Le conflit entre beIN Sports et LFP Media s’inscrit dans un contexte plus large de transformation du marché des droits TV du football en Europe. Plusieurs ligues, comme l’UEFA avec ses compétitions européennes, ont récemment repensé leur stratégie de diffusion pour maximiser leurs revenus. L’arrivée de nouveaux acteurs, comme Disney+ ou d’autres plateformes de streaming, modifie profondément les équilibres traditionnels. La Ligue 1, longtemps dépendante de beIN Sports, doit désormais composer avec cette nouvelle donne, où la concurrence et l’innovation priment.

Reste à voir comment LFP Media parviendra à concilier hausse des revenus et satisfaction des diffuseurs, tout en maintenant l’attractivité de la Ligue 1 à l’international.
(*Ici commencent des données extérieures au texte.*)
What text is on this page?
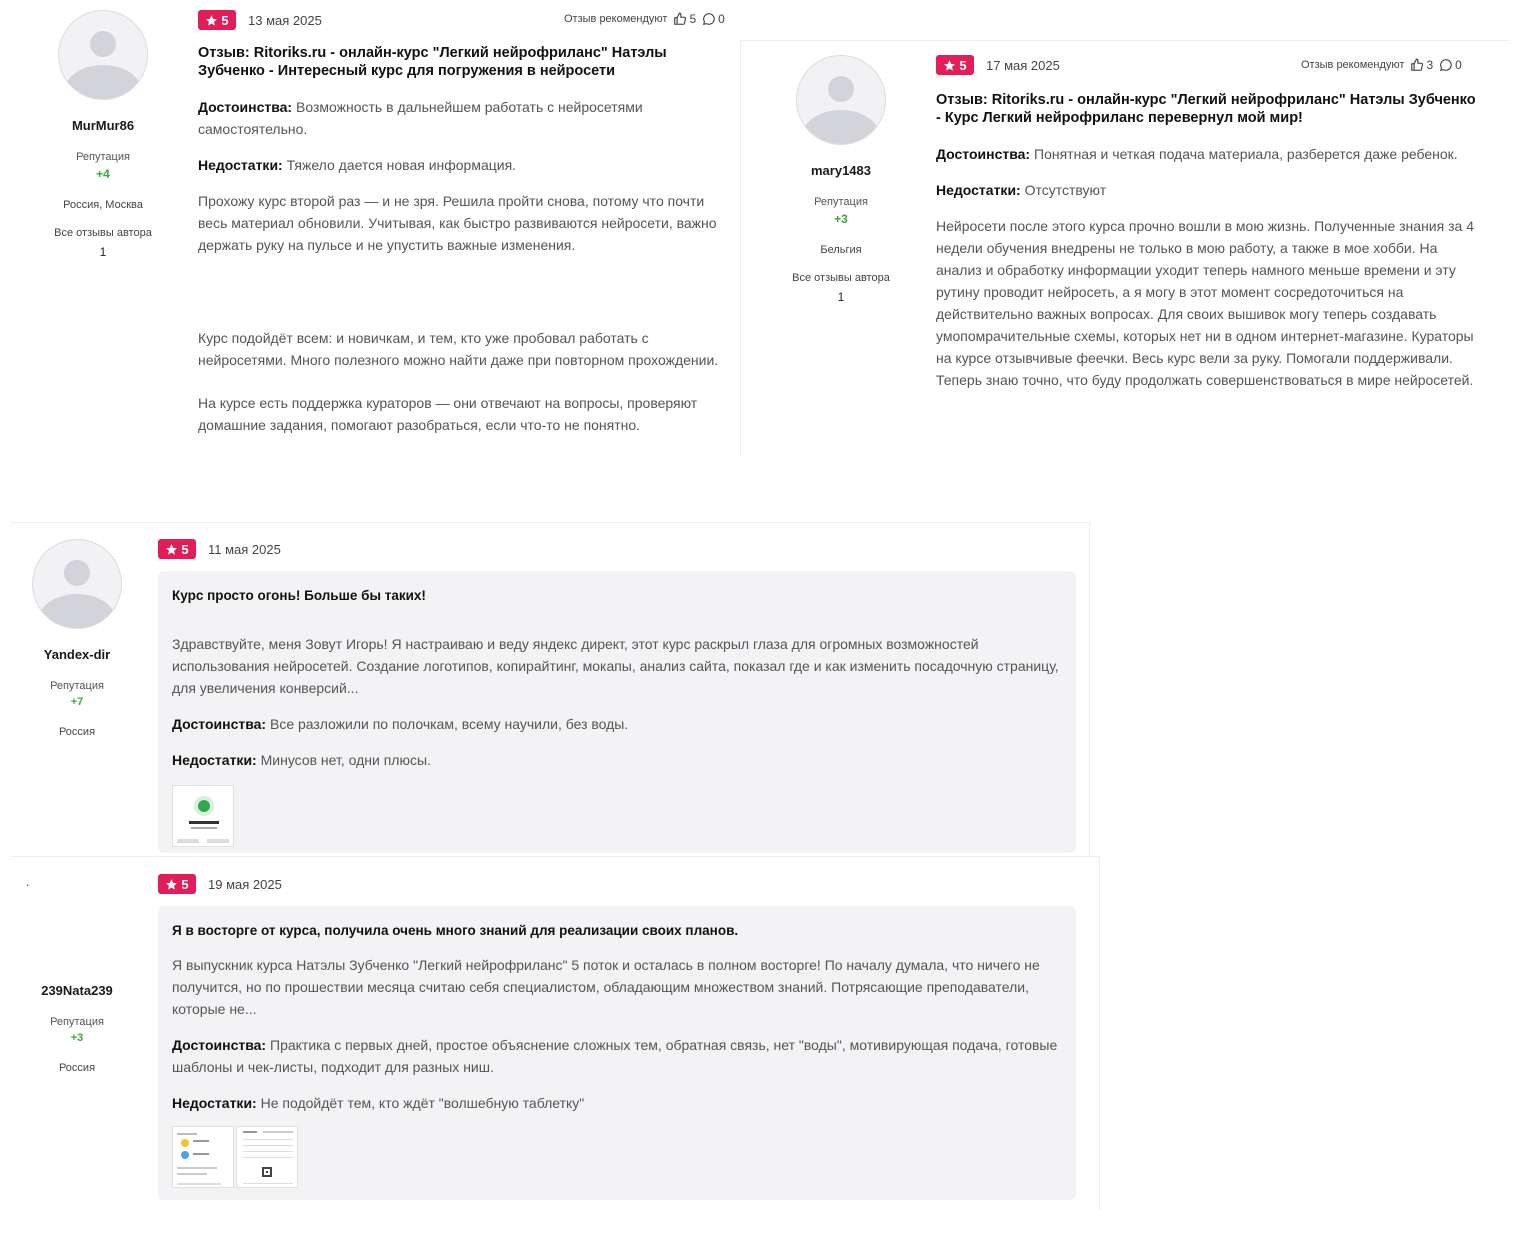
MurMur86
Репутация
+4
Россия, Москва
Все отзывы автора
1
5 13 мая 2025	Отзыв рекомендуют 5 0
Отзыв: Ritoriks.ru - онлайн-курс "Легкий нейрофриланс" Натэлы Зубченко - Интересный курс для погружения в нейросети
Достоинства: Возможность в дальнейшем работать с нейросетями самостоятельно.
Недостатки: Тяжело дается новая информация.
Прохожу курс второй раз — и не зря. Решила пройти снова, потому что почти весь материал обновили. Учитывая, как быстро развиваются нейросети, важно держать руку на пульсе и не упустить важные изменения.
Курс подойдёт всем: и новичкам, и тем, кто уже пробовал работать с нейросетями. Много полезного можно найти даже при повторном прохождении.
На курсе есть поддержка кураторов — они отвечают на вопросы, проверяют домашние задания, помогают разобраться, если что-то не понятно.
mary1483
Репутация
+3
Бельгия
Все отзывы автора
1
5 17 мая 2025	Отзыв рекомендуют 3 0
Отзыв: Ritoriks.ru - онлайн-курс "Легкий нейрофриланс" Натэлы Зубченко - Курс Легкий нейрофриланс перевернул мой мир!
Достоинства: Понятная и четкая подача материала, разберется даже ребенок.
Недостатки: Отсутствуют
Нейросети после этого курса прочно вошли в мою жизнь. Полученные знания за 4 недели обучения внедрены не только в мою работу, а также в мое хобби. На анализ и обработку информации уходит теперь намного меньше времени и эту рутину проводит нейросеть, а я могу в этот момент сосредоточиться на действительно важных вопросах. Для своих вышивок могу теперь создавать умопомрачительные схемы, которых нет ни в одном интернет-магазине. Кураторы на курсе отзывчивые феечки. Весь курс вели за руку. Помогали поддерживали. Теперь знаю точно, что буду продолжать совершенствоваться в мире нейросетей.
Yandex-dir
Репутация
+7
Россия
5 11 мая 2025
Курс просто огонь! Больше бы таких!
Здравствуйте, меня Зовут Игорь! Я настраиваю и веду яндекс директ, этот курс раскрыл глаза для огромных возможностей использования нейросетей. Создание логотипов, копирайтинг, мокапы, анализ сайта, показал где и как изменить посадочную страницу, для увеличения конверсий...
Достоинства: Все разложили по полочкам, всему научили, без воды.
Недостатки: Минусов нет, одни плюсы.
.
239Nata239
Репутация
+3
Россия
5 19 мая 2025
Я в восторге от курса, получила очень много знаний для реализации своих планов.
Я выпускник курса Натэлы Зубченко "Легкий нейрофриланс" 5 поток и осталась в полном восторге! По началу думала, что ничего не получится, но по прошествии месяца считаю себя специалистом, обладающим множеством знаний. Потрясающие преподаватели, которые не...
Достоинства: Практика с первых дней, простое объяснение сложных тем, обратная связь, нет "воды", мотивирующая подача, готовые шаблоны и чек-листы, подходит для разных ниш.
Недостатки: Не подойдёт тем, кто ждёт "волшебную таблетку"
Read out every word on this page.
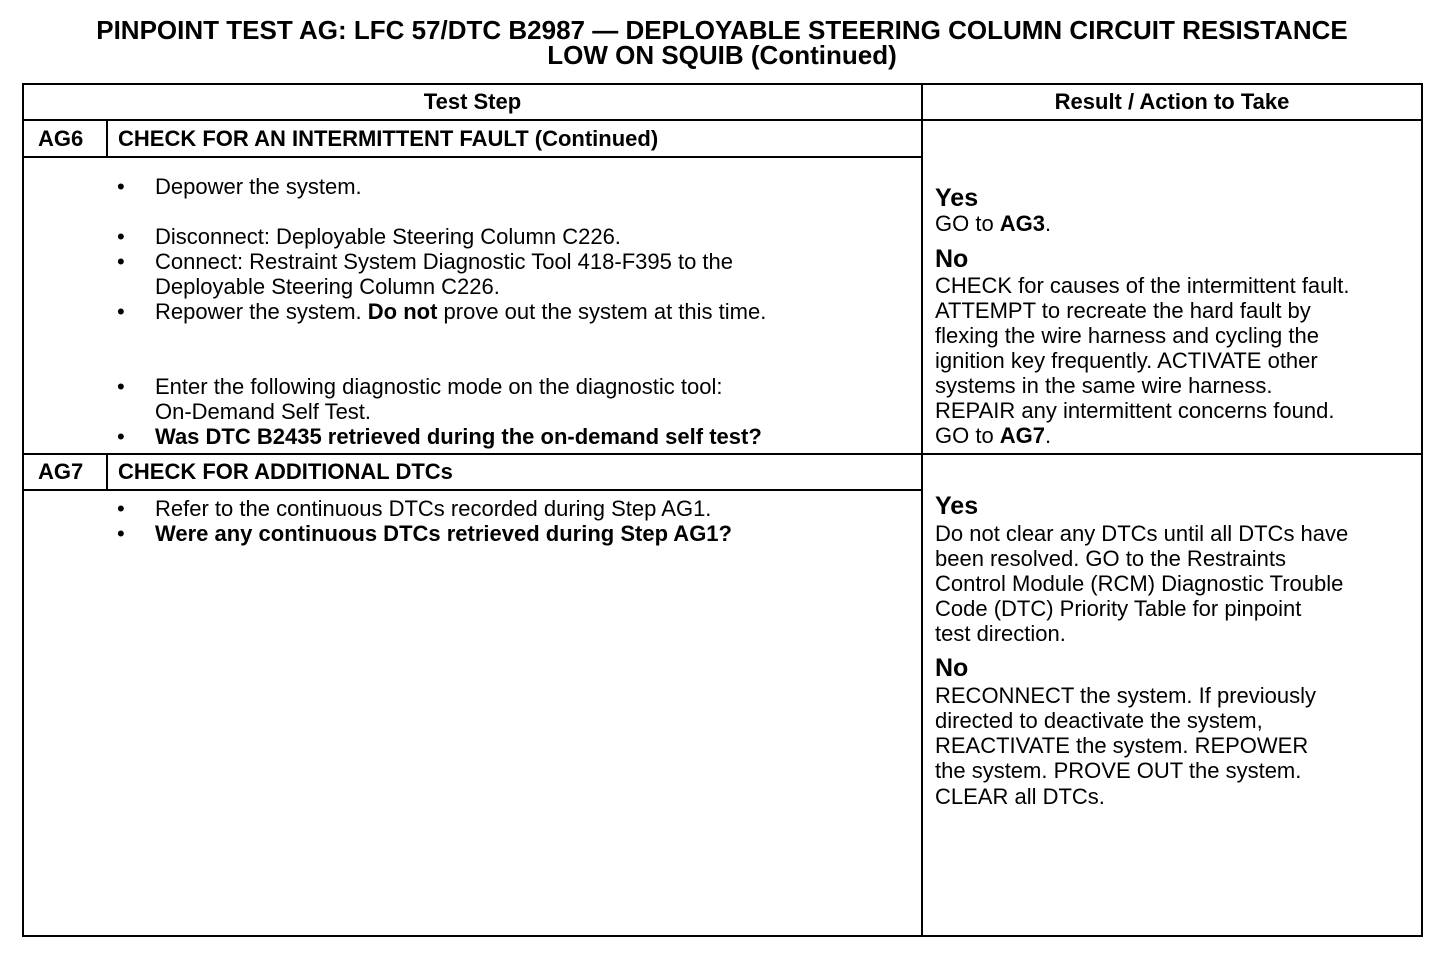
PINPOINT TEST AG: LFC 57/DTC B2987 — DEPLOYABLE STEERING COLUMN CIRCUIT RESISTANCE
LOW ON SQUIB (Continued)
Test Step	Result / Action to Take
AG6 CHECK FOR AN INTERMITTENT FAULT (Continued)
• Depower the system.
• Disconnect: Deployable Steering Column C226.
• Connect: Restraint System Diagnostic Tool 418-F395 to the
Deployable Steering Column C226.
• Repower the system. Do not prove out the system at this time.
• Enter the following diagnostic mode on the diagnostic tool:
On-Demand Self Test.
• Was DTC B2435 retrieved during the on-demand self test?
Yes
GO to AG3.
No
CHECK for causes of the intermittent fault.
ATTEMPT to recreate the hard fault by
flexing the wire harness and cycling the
ignition key frequently. ACTIVATE other
systems in the same wire harness.
REPAIR any intermittent concerns found.
GO to AG7.
AG7 CHECK FOR ADDITIONAL DTCs
• Refer to the continuous DTCs recorded during Step AG1.
• Were any continuous DTCs retrieved during Step AG1?
Yes
Do not clear any DTCs until all DTCs have
been resolved. GO to the Restraints
Control Module (RCM) Diagnostic Trouble
Code (DTC) Priority Table for pinpoint
test direction.
No
RECONNECT the system. If previously
directed to deactivate the system,
REACTIVATE the system. REPOWER
the system. PROVE OUT the system.
CLEAR all DTCs.
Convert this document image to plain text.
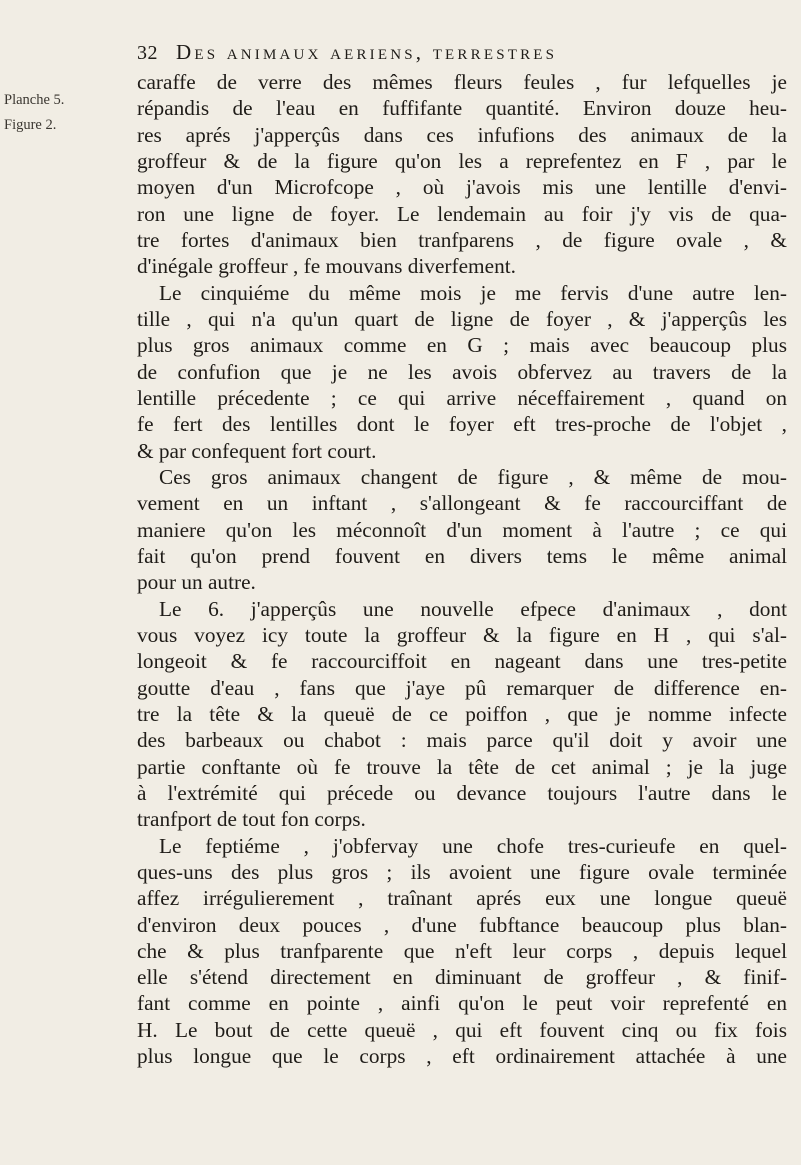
Planche 5.
Figure 2.
32 Des animaux aeriens, terrestres
caraffe de verre des mêmes fleurs feules , fur lefquelles je
répandis de l'eau en fuffifante quantité. Environ douze heu-
res aprés j'apperçûs dans ces infufions des animaux de la
groffeur & de la figure qu'on les a reprefentez en F , par le
moyen d'un Microfcope , où j'avois mis une lentille d'envi-
ron une ligne de foyer. Le lendemain au foir j'y vis de qua-
tre fortes d'animaux bien tranfparens , de figure ovale , &
d'inégale groffeur , fe mouvans diverfement.
Le cinquiéme du même mois je me fervis d'une autre len-
tille , qui n'a qu'un quart de ligne de foyer , & j'apperçûs les
plus gros animaux comme en G ; mais avec beaucoup plus
de confufion que je ne les avois obfervez au travers de la
lentille précedente ; ce qui arrive néceffairement , quand on
fe fert des lentilles dont le foyer eft tres-proche de l'objet ,
& par confequent fort court.
Ces gros animaux changent de figure , & même de mou-
vement en un inftant , s'allongeant & fe raccourciffant de
maniere qu'on les méconnoît d'un moment à l'autre ; ce qui
fait qu'on prend fouvent en divers tems le même animal
pour un autre.
Le 6. j'apperçûs une nouvelle efpece d'animaux , dont
vous voyez icy toute la groffeur & la figure en H , qui s'al-
longeoit & fe raccourciffoit en nageant dans une tres-petite
goutte d'eau , fans que j'aye pû remarquer de difference en-
tre la tête & la queuë de ce poiffon , que je nomme infecte
des barbeaux ou chabot : mais parce qu'il doit y avoir une
partie conftante où fe trouve la tête de cet animal ; je la juge
à l'extrémité qui précede ou devance toujours l'autre dans le
tranfport de tout fon corps.
Le feptiéme , j'obfervay une chofe tres-curieufe en quel-
ques-uns des plus gros ; ils avoient une figure ovale terminée
affez irrégulierement , traînant aprés eux une longue queuë
d'environ deux pouces , d'une fubftance beaucoup plus blan-
che & plus tranfparente que n'eft leur corps , depuis lequel
elle s'étend directement en diminuant de groffeur , & finif-
fant comme en pointe , ainfi qu'on le peut voir reprefenté en
H. Le bout de cette queuë , qui eft fouvent cinq ou fix fois
plus longue que le corps , eft ordinairement attachée à une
Quant à beIN Sports, le groupe devra trouver une réponse adaptée pour ne pas perdre définitivement sa place dans l’écosystème des droits TV du football français.

La situation rappelle celle d’autres championnats européens, où les fédérations nationales ont repris le contrôle de leurs droits pour mieux les valoriser. En Allemagne, par exemple, la Bundesliga a mis en place un système décentralisé permettant à plusieurs diffuseurs de proposer les matchs, une stratégie qui a permis d’augmenter significativement les revenus. La France suivra-t-elle cette voie ?

Une chose est certaine : les prochains mois seront cruciaux pour déterminer l’avenir des droits TV de la Ligue 1 et, par ricochet, celui de beIN Sports en Europe.

Selon les données communiquées par LFP Media à RMC Sport, la filiale a généré 126 millions d’euros de revenus lors de la saison 2024-2025, puis 137 millions pour la saison en cours. Cela représente une progression de 80 % par rapport à la période où beIN Sports gérait ces droits.

beIN Sports affirme que 70 % des droits médias internationaux lui sont attribués et que sans son réseau, « les revenus seraient quasi inexistants ». Le groupe conteste donc la présentation des résultats par LFP Media, soulignant que cette dernière omet de mentionner l’apport crucial de beIN dans la commercialisation des droits.